В деревне, где была отведена Игорю квартира и где размещены были штаб артиллерийской бригады и резервные части пехотного полка, тоже казалось все по-будничному тихо и вместе с тем настороженно, как бывало в отчем доме перед пасхальной заутреней, когда все прибрано и хлопотать уже не о чем, а торжество еще не наступило, и все ходят тихие, на цыпочках, строго подобрав губы. Это выражение напряженной строгости Игорь приметил и в лице бригадного генерала, и у батарейных командиров, и на лицах молодых прапорщиков, похаживающих у своих орудий, спрятанных в роще за деревней.
— Ну что? Привезли? — спросил Игоря генерал, и Игорь тотчас же понял, что подразумевал под этим вопросом бригадный. С тем же вопросом обратился к нему и полковник Звездинский, все такой же щеголеватый, бритоголовый, с тщательно подстриженными усами и бородкой, пахнущими вежеталем. Он встретил Игоря с обычной своей сдержанно-недоверчивой улыбкой, но в глазах его сквозь напускное равнодушие проглядывало нетерпение и азарт охотника, идущего по следу дичи и уже готового к выстрелу.
— Вы там ближе к солнцу, — сказал он, — вам виднее; когда же наконец соберутся показывать фокус?.
За этим небрежным тоном скрывалось все то же, что и у других, — самолюбивое сознание хорошо подготовленного дела, плоды которого страстно хочется пожать тотчас же из суеверного страха, что промедление может развеять прахом душевную готовность и веру в победу, которые пришли вместе с сознанием, что наконец-то все сделано так, как должно быть, и по сердцу каждому из участников.
— Увы, не дано человеку знать ни дня, ни часа, — с полной искренностью ответил Игорь, пряча за евангельскими словами свою собственную взволнованность и нетерпение. — У вас так великолепно все налажено, господин полковник, что никакой сюрприз не страшен, и фокус обязательно удастся! Обязательно! — горячо закончил он. — Во всяком случае, ждать не долго, это ясно!
В роще, в расположении дивизиона полковника Звездинского, Игоря встретили его старые знакомцы: Линевский — теперь уже поручик, Крутовский — прапорщик, с бородой еще более пышной, чем ранее, но уже тронутой сединой, и несколько рядовых артиллеристов, фамилии которых Смолич не помнил. Разведчики Зильберминц и Семушкин отсутствовали, о них Игорь тотчас же спросил у Линевского, — они были на передовой.
И здесь, как и в окопах, как и в штабе бригады, все занимались будничным делом, но дело это очень похоже было на то, как если бы человек, уже вполне одетый, стал оглядывать свое платье и снимать с него пушинки. Занятие праздное, но лицо человека серьезно, и сразу чувствуется, что за этим занятием скрыта напряженная работа мысли: не забыто ли чего? Все ли учтено перед тем, как выйти из дому?

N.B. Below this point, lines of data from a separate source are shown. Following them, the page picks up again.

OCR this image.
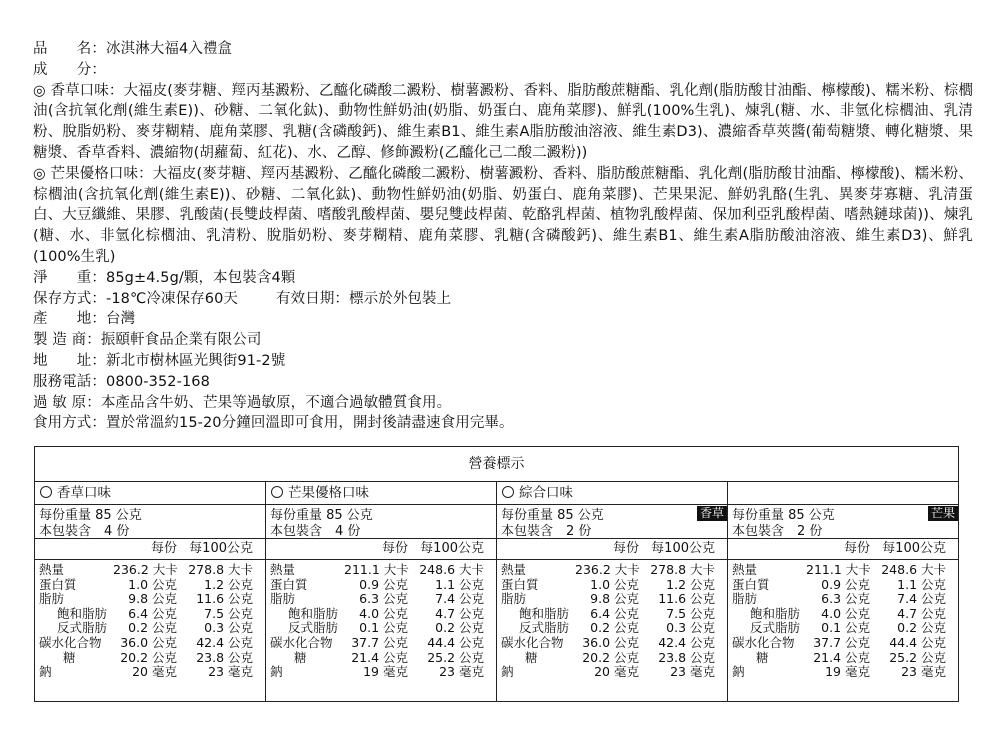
品　　名：冰淇淋大福4入禮盒
成　　分：
◎ 香草口味：大福皮(麥芽糖、羥丙基澱粉、乙醯化磷酸二澱粉、樹薯澱粉、香料、脂肪酸蔗糖酯、乳化劑(脂肪酸甘油酯、檸檬酸)、糯米粉、棕櫚油(含抗氧化劑(維生素E))、砂糖、二氧化鈦)、動物性鮮奶油(奶脂、奶蛋白、鹿角菜膠)、鮮乳(100%生乳)、煉乳(糖、水、非氫化棕櫚油、乳清粉、脫脂奶粉、麥芽糊精、鹿角菜膠、乳糖(含磷酸鈣)、維生素B1、維生素A脂肪酸油溶液、維生素D3)、濃縮香草莢醬(葡萄糖漿、轉化糖漿、果糖漿、香草香料、濃縮物(胡蘿蔔、紅花)、水、乙醇、修飾澱粉(乙醯化己二酸二澱粉))
◎ 芒果優格口味：大福皮(麥芽糖、羥丙基澱粉、乙醯化磷酸二澱粉、樹薯澱粉、香料、脂肪酸蔗糖酯、乳化劑(脂肪酸甘油酯、檸檬酸)、糯米粉、棕櫚油(含抗氧化劑(維生素E))、砂糖、二氧化鈦)、動物性鮮奶油(奶脂、奶蛋白、鹿角菜膠)、芒果果泥、鮮奶乳酪(生乳、異麥芽寡糖、乳清蛋白、大豆纖維、果膠、乳酸菌(長雙歧桿菌、嗜酸乳酸桿菌、嬰兒雙歧桿菌、乾酪乳桿菌、植物乳酸桿菌、保加利亞乳酸桿菌、嗜熱鏈球菌))、煉乳(糖、水、非氫化棕櫚油、乳清粉、脫脂奶粉、麥芽糊精、鹿角菜膠、乳糖(含磷酸鈣)、維生素B1、維生素A脂肪酸油溶液、維生素D3)、鮮乳(100%生乳)
淨　　重：85g±4.5g/顆，本包裝含4顆
保存方式：-18℃冷凍保存60天	有效日期：標示於外包裝上
產　　地：台灣
製 造 商：振頤軒食品企業有限公司
地　　址：新北市樹林區光興街91-2號
服務電話：0800-352-168
過 敏 原：本產品含牛奶、芒果等過敏原，不適合過敏體質食用。
食用方式：置於常溫約15-20分鐘回溫即可食用，開封後請盡速食用完畢。
營養標示
香草口味
每份重量 85 公克
本包裝含　4 份
每份 每100公克
熱量	236.2 大卡 278.8 大卡
蛋白質	1.0 公克	1.2 公克
脂肪	9.8 公克	11.6 公克
飽和脂肪	6.4 公克	7.5 公克
反式脂肪	0.2 公克	0.3 公克
碳水化合物	36.0 公克	42.4 公克
糖	20.2 公克	23.8 公克
鈉	20 毫克	23 毫克
芒果優格口味
每份重量 85 公克
本包裝含　4 份
每份 每100公克
熱量	211.1 大卡 248.6 大卡
蛋白質	0.9 公克	1.1 公克
脂肪	6.3 公克	7.4 公克
飽和脂肪	4.0 公克	4.7 公克
反式脂肪	0.1 公克	0.2 公克
碳水化合物	37.7 公克	44.4 公克
糖	21.4 公克	25.2 公克
鈉	19 毫克	23 毫克
綜合口味
每份重量 85 公克
本包裝含　2 份
香草
每份 每100公克
熱量	236.2 大卡 278.8 大卡
蛋白質	1.0 公克	1.2 公克
脂肪	9.8 公克	11.6 公克
飽和脂肪	6.4 公克	7.5 公克
反式脂肪	0.2 公克	0.3 公克
碳水化合物	36.0 公克	42.4 公克
糖	20.2 公克	23.8 公克
鈉	20 毫克	23 毫克
每份重量 85 公克
本包裝含　2 份
芒果
每份 每100公克
熱量	211.1 大卡 248.6 大卡
蛋白質	0.9 公克	1.1 公克
脂肪	6.3 公克	7.4 公克
飽和脂肪	4.0 公克	4.7 公克
反式脂肪	0.1 公克	0.2 公克
碳水化合物	37.7 公克	44.4 公克
糖	21.4 公克	25.2 公克
鈉	19 毫克	23 毫克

Линевский — с расплывчатой улыбкой на пухлых женственно-ярких губах, с лирической грустью в глазах — внимательно слушал ополченца, стоявшего перед (-ним. Ополченец держал в руках тощую, тяжело дышавшую собачонку.
— Совсем обезножел, — говорил ополченец, и в голосе его звучало глубокое сочувствие и уважение. — Подумать только — семьдесят верст за поездом бег, нипочем расставаться не хотел.
— Да, это замечательно, — в тон солдату пришепетывал Линевский и, неожиданно увидев Игоря, заговорил озабоченно и очень серьезно, точно расстался с ним не дальше как вчера: — Вы очень кстати, Игорь Никанорович, послушайте, как это многозначительно! Вот он прибыл с маршевой командой… их полтораста человек. Это было вчера… а сегодня прибежала собака… Его как зовут: Волчок?
— Так точно, Волчок.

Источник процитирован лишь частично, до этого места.